Abtahi Mansour, Le David, Ebrahimi Behrouz, Dadzie Albert K, Lim Jennifer I, Yao Xincheng
Department of Biomedical Engineering, University of Illinois at Chicago, Chicago, IL, 60607, USA.
Department of Ophthalmology and Visual Sciences, University of Illinois at Chicago, Chicago, IL, 60612, USA.
Commun Med (Lond). 2023 Apr 17;3(1):54. doi: 10.1038/s43856-023-00287-9.
Differential artery-vein (AV) analysis in optical coherence tomography angiography (OCTA) holds promise for the early detection of eye diseases. However, currently available methods for AV analysis are limited for binary processing of retinal vasculature in OCTA, without quantitative information of vascular perfusion intensity. This study is to develop and validate a method for quantitative AV analysis of vascular perfusion intensity.

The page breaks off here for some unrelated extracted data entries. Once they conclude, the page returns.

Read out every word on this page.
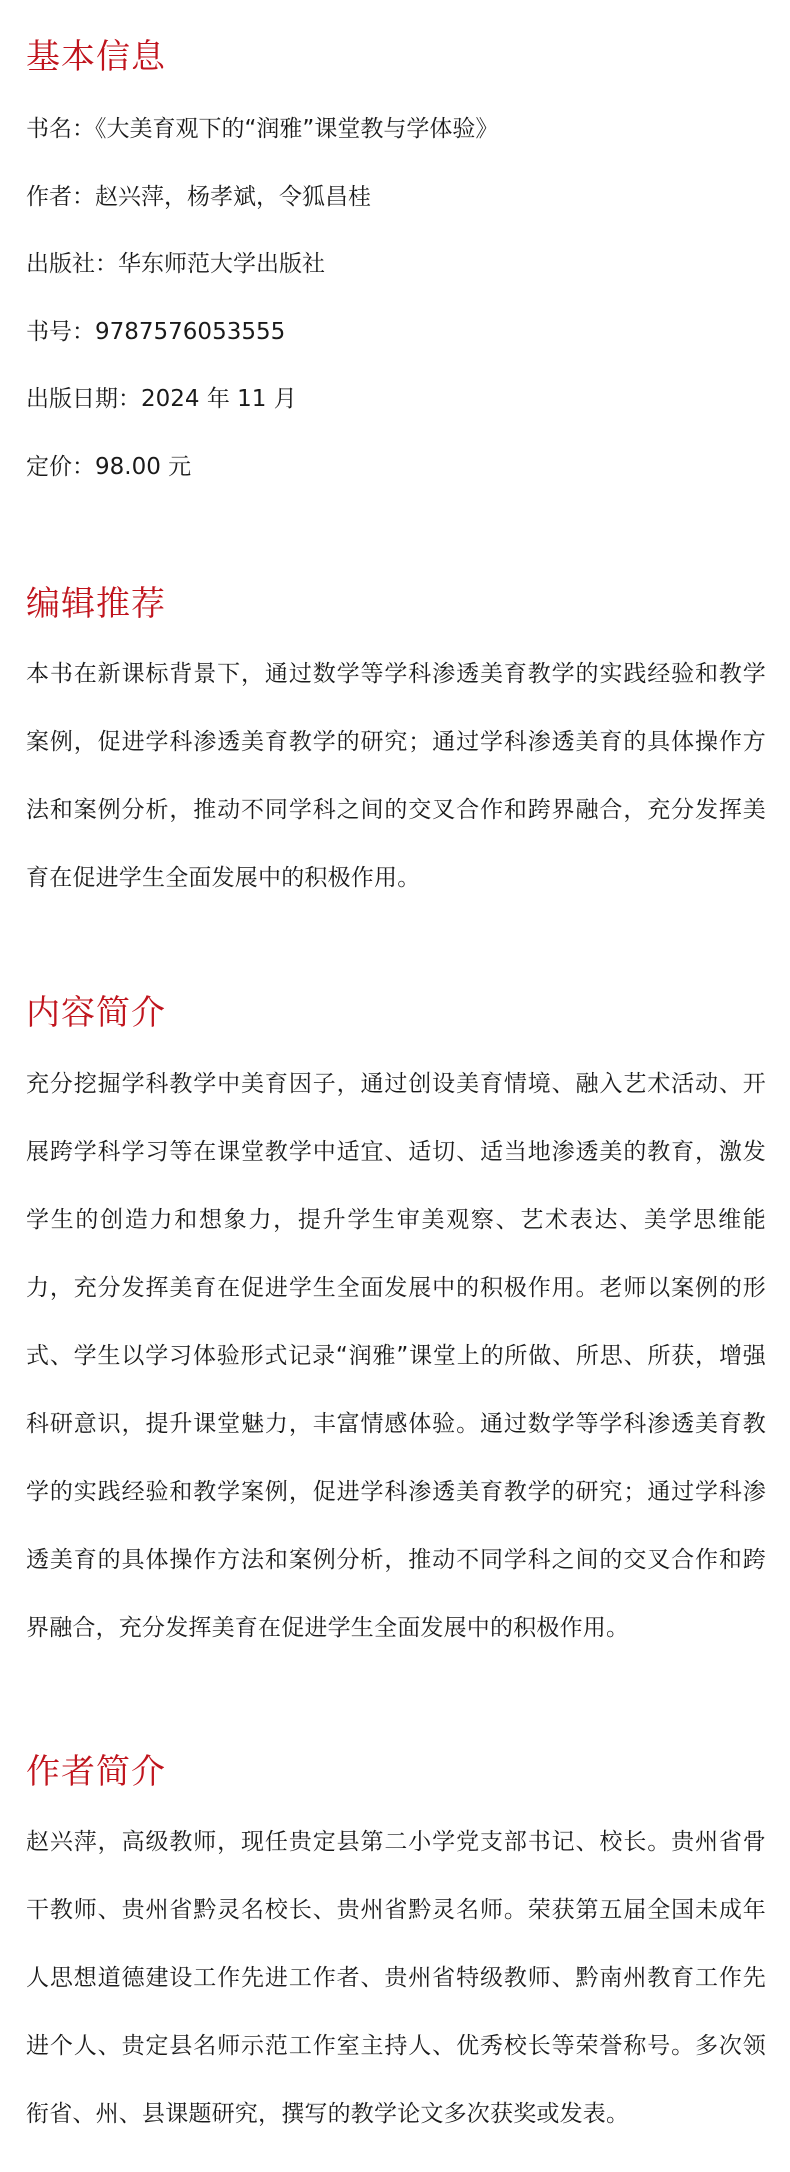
基本信息
书名：《大美育观下的“润雅”课堂教与学体验》
作者：赵兴萍，杨孝斌，令狐昌桂
出版社：华东师范大学出版社
书号：9787576053555
出版日期：2024 年 11 月
定价：98.00 元
编辑推荐

本书在新课标背景下，通过数学等学科渗透美育教学的实践经验和教学案例，促进学科渗透美育教学的研究；通过学科渗透美育的具体操作方法和案例分析，推动不同学科之间的交叉合作和跨界融合，充分发挥美育在促进学生全面发展中的积极作用。

内容简介

充分挖掘学科教学中美育因子，通过创设美育情境、融入艺术活动、开展跨学科学习等在课堂教学中适宜、适切、适当地渗透美的教育，激发学生的创造力和想象力，提升学生审美观察、艺术表达、美学思维能力，充分发挥美育在促进学生全面发展中的积极作用。老师以案例的形式、学生以学习体验形式记录“润雅”课堂上的所做、所思、所获，增强科研意识，提升课堂魅力，丰富情感体验。通过数学等学科渗透美育教学的实践经验和教学案例，促进学科渗透美育教学的研究；通过学科渗透美育的具体操作方法和案例分析，推动不同学科之间的交叉合作和跨界融合，充分发挥美育在促进学生全面发展中的积极作用。

作者简介

赵兴萍，高级教师，现任贵定县第二小学党支部书记、校长。贵州省骨干教师、贵州省黔灵名校长、贵州省黔灵名师。荣获第五届全国未成年人思想道德建设工作先进工作者、贵州省特级教师、黔南州教育工作先进个人、贵定县名师示范工作室主持人、优秀校长等荣誉称号。多次领衔省、州、县课题研究，撰写的教学论文多次获奖或发表。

A deep learning network AVA-Net has been developed for automated AV area (AVA) segmentation in OCTA. Seven new OCTA features, including arterial area (AA), venous area (VA), AVA ratio (AVAR), total perfusion intensity density (T-PID), arterial PID (A-PID), venous PID (V-PID), and arterial-venous PID ratio (AV-PIDR), were extracted and tested for early detection of diabetic retinopathy (DR). Each of these seven features was evaluated for quantitative evaluation of OCTA images from healthy controls, diabetic patients without DR (NoDR), and mild DR.

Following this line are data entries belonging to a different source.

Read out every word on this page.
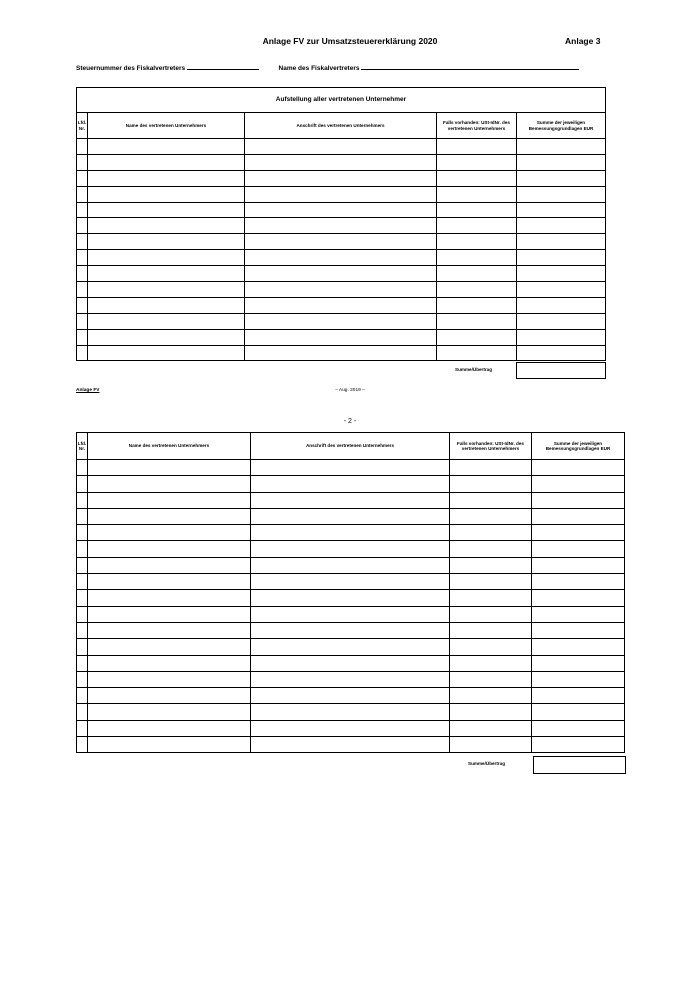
Anlage FV zur Umsatzsteuererklärung 2020	Anlage 3
Steuernummer des Fiskalvertreters	Name des Fiskalvertreters
Aufstellung aller vertretenen Unternehmer				
Lfd. Nr.	Name des vertretenen Unternehmers	Anschrift des vertretenen Unternehmers	Falls vorhanden: USt-IdNr. des vertretenen Unternehmers	Summe der jeweiligen Bemessungsgrundlagen EUR

Summe/Übertrag
Anlage FV	– Aug. 2019 –
- 2 -
Lfd. Nr.	Name des vertretenen Unternehmers	Anschrift des vertretenen Unternehmers	Falls vorhanden: USt-IdNr. des vertretenen Unternehmers	Summe der jeweiligen Bemessungsgrundlagen EUR

Summe/Übertrag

It was observed that the area features, i.e., AA, VA and AVAR, can reveal significant differences between the control and mild DR. Vascular perfusion parameters, including T-PID and A-PID, can differentiate mild DR from control group. AV-PIDR can disclose significant differences among all three groups, i.e., control, NoDR, and mild DR. According to Bonferroni correction, the combination of A-PID and AV-PIDR can reveal significant differences in all three groups.
AVA-Net, which is available on GitHub for open access, enables quantitative AV analysis of AV area and vascular perfusion intensity. Comparative analysis revealed AV-PIDR as the most sensitive feature for OCTA detection of early DR. Ensemble AV feature analysis, e.g., the combination of A-PID and AV-PIDR, can further improve the performance for early DR assessment.

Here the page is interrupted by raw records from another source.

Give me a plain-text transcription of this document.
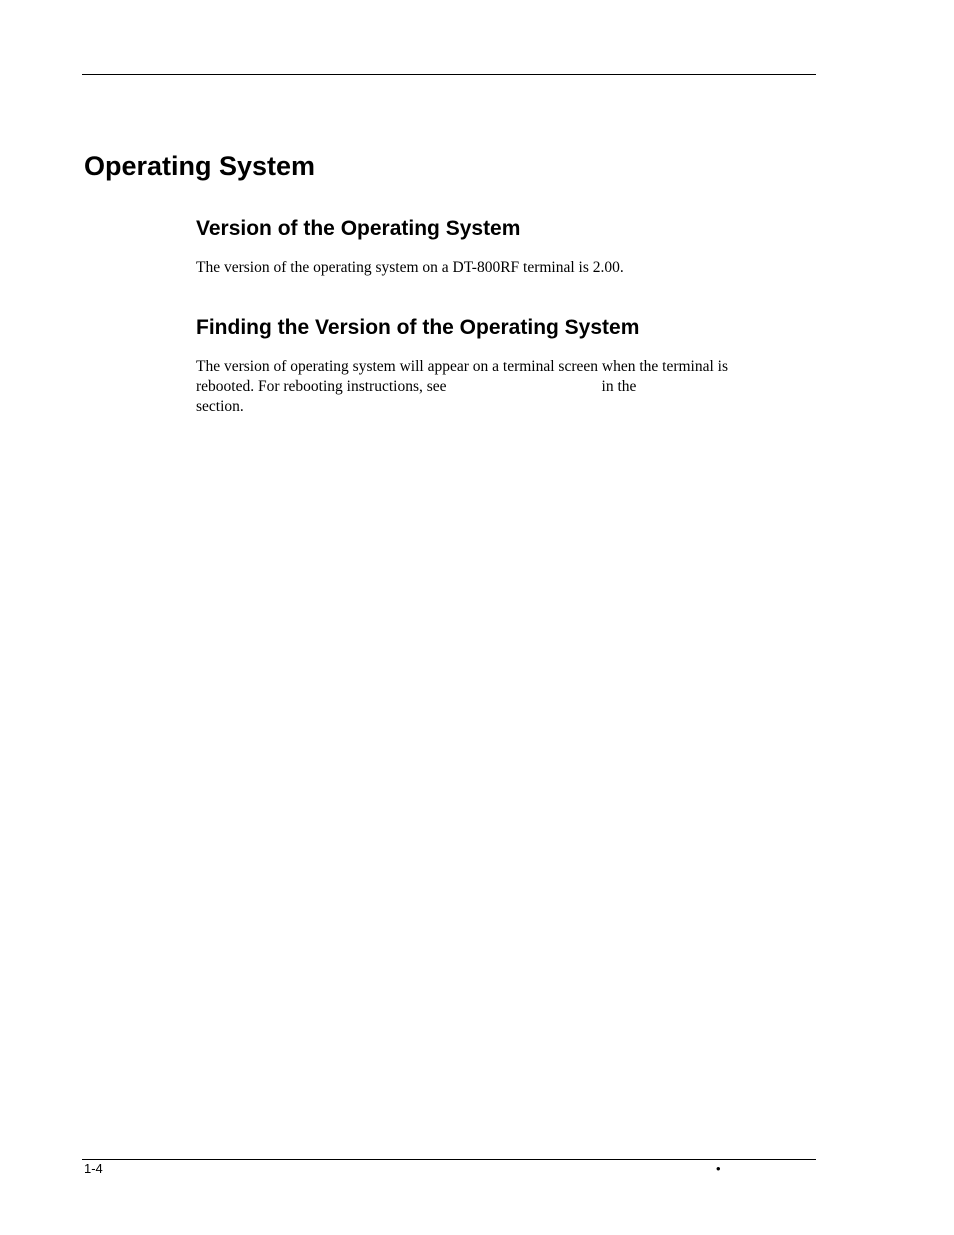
Operating System
Version of the Operating System

The version of the operating system on a DT-800RF terminal is 2.00.

Finding the Version of the Operating System

The version of operating system will appear on a terminal screen when the terminal is

rebooted. For rebooting instructions, see	in the

section.

1-4	•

光学相干断层扫描血管造影(OCTA)中的动静脉差异分析有望实现眼部疾病的早期检测。然而,目前可用的动静脉分析方法在OCTA中对视网膜血管系统进行二元处理时存在局限性,缺乏血管灌注强度的定量信息。本研究旨在开发并验证一种用于血管灌注强度定量动静脉分析的方法。
已开发出一种深度学习网络AVA-Net,用于在OCTA中自动分割动静脉区域(AVA)。提取了七个新的OCTA特征,包括动脉面积(AA)、静脉面积(VA)、AVA比率(AVAR)、总灌注强度密度(T-PID)、动脉PID(A-PID)、静脉PID(V-PID)和动静脉PID比率(AV-PIDR),并对其进行测试以用于糖尿病视网膜病变(DR)的早期检测。对来自健康对照、无DR的糖尿病患者(NoDR)和轻度DR患者的OCTA图像进行定量评估时,对这七个特征中的每一个进行了评估。
观察到面积特征,即AA、VA和AVAR,可揭示对照组和轻度DR之间的显著差异。包括T-PID和A-PID在内的血管灌注参数可区分轻度DR与对照组。AV-PIDR可揭示所有三组,即对照组、NoDR组和轻度DR组之间的显著差异。根据Bonferroni校正,A-PID和AV-PIDR的组合可揭示所有三组之间的显著差异。
可在GitHub上获取的开放访问版本AVA-Net能够对AVA区域和血管灌注强度进行定量动静脉分析。对比分析表明,AV-PIDR是OCTA检测早期DR最敏感的特征。联合动静脉特征分析,例如A-PID和AV-PIDR的组合,可进一步提高早期DR评估的性能。